African YouTube

mistersloane

heavy heavy monster sound
i like the second one better.

really? I really like fire fables, I think he's out-Portisheading Portishead on heartbreak and reportage of 'realness', the video's heartbreaking, really good use of straight-to-camera blog style thing.
 

Sick Boy

All about pride and egos
Dr Duda & Mr M-Bee

House Prescriptions

2007

Funky, deep house. Tracks 6-9 are my favourites if you're put off at first, which go into much more minimal, funky, tech based work which pisses all over the stuff Londoners are trying to do at the moment under the term 'funky house'.

Fuck me, you couldn't be more right about this part.
Your chest for turning me on to this.
 

Benny Bunter

Well-known member

Here in the Northern Hemisphere, the first people to hear “Township Funk” discovered it online.
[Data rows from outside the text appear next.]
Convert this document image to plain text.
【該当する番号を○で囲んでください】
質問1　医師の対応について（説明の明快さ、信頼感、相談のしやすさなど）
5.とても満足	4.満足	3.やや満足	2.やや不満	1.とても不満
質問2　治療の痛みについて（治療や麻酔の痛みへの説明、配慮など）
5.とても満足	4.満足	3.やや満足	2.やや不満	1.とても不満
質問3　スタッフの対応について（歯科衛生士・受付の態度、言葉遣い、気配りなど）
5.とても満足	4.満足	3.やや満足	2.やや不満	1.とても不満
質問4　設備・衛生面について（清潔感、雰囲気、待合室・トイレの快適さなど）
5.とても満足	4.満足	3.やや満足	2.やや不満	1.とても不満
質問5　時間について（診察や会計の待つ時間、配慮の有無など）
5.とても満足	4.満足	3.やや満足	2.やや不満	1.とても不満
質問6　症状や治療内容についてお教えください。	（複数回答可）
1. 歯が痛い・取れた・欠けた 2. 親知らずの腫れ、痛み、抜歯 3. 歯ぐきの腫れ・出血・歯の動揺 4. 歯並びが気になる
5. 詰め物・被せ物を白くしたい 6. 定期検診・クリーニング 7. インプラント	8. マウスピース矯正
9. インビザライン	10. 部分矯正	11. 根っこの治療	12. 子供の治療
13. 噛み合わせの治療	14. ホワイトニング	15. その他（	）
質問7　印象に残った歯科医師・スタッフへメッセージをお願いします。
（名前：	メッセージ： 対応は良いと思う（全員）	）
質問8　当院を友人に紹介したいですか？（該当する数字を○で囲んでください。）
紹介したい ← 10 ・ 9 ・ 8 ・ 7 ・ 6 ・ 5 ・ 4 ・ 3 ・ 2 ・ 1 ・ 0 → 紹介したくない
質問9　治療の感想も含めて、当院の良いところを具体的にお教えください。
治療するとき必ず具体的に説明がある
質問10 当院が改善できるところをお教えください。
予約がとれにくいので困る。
Luke Williams and Oli Isaacs were getting their indie label This Is Music up and running when Williams stumbled upon the track on the music forum Dissensus, where a user had posted the song’s video in a thread called “African YouTube.” It was an era of extremes: Minimal techno and dubstep, both niche sounds, were in full swing, and buzzing, overdriven electro house was cresting. But MP3 blogs and YouTube were also fueling listeners’ restlessness for something new.

“I was like, ‘What the hell is this? Who is this guy?’” Williams says now. Struck by how that synth lead uncannily recalled long-forgotten strains of UK rave, he decided the song deserved a wider audience.

 

nilprenia

Well-known member
That afriville site appears to be defunct, but if we're here for South African music appreciation I've been enjoying this

 

sus

Moderator
Unbeknownst to Williams, another Dissensus regular, Marcus Scott, who did A&R work for Warp, had stumbled upon the same African YouTube thread. Just a few days after Connor’s meeting with Williams, Scott called him up with a request: Could Warp license the song? Connor worked out an agreement that, in retrospect, seems almost quaint: This Is Music would get it for the UK, and Warp (which was distributed in South Africa through Sheer Music) would get it for the rest of the world.
 

sus

Moderator
fkn wild. this forum helped DJ Mujava some money! good for him!

what was forum health/activity/user composition like then compared to now?
 

john eden

male pale and stale
fkn wild. this forum helped DJ Mujava some money! good for him!

what was forum health/activity/user composition like then compared to now?

Much busier back then with more posters. Still overwhelmingly male and white though. A lot of people just posting about music or just posting about philosophy so it was less cohesive than now.